Sustainable Strategies for Non-Traditional Labs
There are many considerations for project teams to prioritize when creating sustainable labs. This session shares strategic design and engineering tactics for sustainable, non-traditional laboratories, with key examples from recent project work.
From an architectural and user standpoint, design considerations include wellness of building occupants, such as access to daylighting and views, natural ventilation, and universal design. Focus on user controllability is also an important aspect to ensure high levels of comfort.
From an engineering and owner standpoint, considerations include efficiency in mechanical systems, such as the use of variable air volume source capture and general exhaust, which can maximize user controllability and energy efficiency, as well as water-sourced heating for perimeter zones to combat facade loads.

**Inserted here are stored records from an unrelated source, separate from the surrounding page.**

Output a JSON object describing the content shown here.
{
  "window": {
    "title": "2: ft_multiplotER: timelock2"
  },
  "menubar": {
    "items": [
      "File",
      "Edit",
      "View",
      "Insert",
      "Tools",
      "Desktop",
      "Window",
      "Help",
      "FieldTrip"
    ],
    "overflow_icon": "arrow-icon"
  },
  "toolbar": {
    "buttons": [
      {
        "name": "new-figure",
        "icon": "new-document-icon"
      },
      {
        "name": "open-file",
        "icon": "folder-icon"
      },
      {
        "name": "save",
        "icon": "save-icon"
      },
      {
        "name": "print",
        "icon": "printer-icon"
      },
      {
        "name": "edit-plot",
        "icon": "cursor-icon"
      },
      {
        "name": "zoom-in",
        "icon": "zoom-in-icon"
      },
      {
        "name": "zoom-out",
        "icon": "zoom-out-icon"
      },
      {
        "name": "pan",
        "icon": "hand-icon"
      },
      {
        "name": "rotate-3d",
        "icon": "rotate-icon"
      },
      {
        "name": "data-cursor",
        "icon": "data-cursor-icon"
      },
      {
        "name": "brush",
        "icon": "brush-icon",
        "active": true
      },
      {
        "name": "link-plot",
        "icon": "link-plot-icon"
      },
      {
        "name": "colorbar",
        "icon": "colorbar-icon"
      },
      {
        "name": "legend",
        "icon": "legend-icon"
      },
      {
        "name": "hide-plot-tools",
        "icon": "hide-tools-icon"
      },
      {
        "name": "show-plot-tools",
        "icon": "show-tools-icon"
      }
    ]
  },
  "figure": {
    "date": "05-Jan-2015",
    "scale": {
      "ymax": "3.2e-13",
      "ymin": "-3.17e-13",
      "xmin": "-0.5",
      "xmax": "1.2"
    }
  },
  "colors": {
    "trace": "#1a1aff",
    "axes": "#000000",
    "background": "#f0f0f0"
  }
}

This session will share sustainable lab examples from recently completed, state-of-the art facilities including ANSYS Hall at Carnegie Mellon University (CMU) in Pittsburgh, Pennsylvania, which is a LEED Gold, 36,000 GSF, new construction building consisting of computer labs, dry lab, high bay maker space, classrooms, and offices for faculty and staff. Centered around its High Bay and exterior Maker Court, the building is a light-filled, transparent hub and a key link in the College of Engineering Maker ecosystem for nano, micro, and macro fabrication. It embodies the university's initiatives on sustainability and developments in research and innovation.
- Compare sustainable strategies for traditional labs versus modern electronics or fabrication labs;
- Design solutions when connecting a new modern lab building with a historic structure;
- Identify tactics for universal design within lab buildings; and
- Evaluate long-term campus planning goals when designing new construction projects.
Jeremy Snyder leads multidisciplinary engineering teams in the design of innovative and sustainable projects. Collaborating with clients, architects, engineers, and contractors, he advocates for a truly integrated process. He promotes designs that are future ready, resilient, with maintainability, comfort, and occupant efficiency in mind.
Patricia Culley is a vocal advocate for sustainability, pushing architects to align the technical rigor of sustainability with a strong design sensibility. She believes an architect's greatest asset is the ability to problem-solve, and she brings that mentality to all of her engagements. She is a proactive communicator, committed to inclusivity.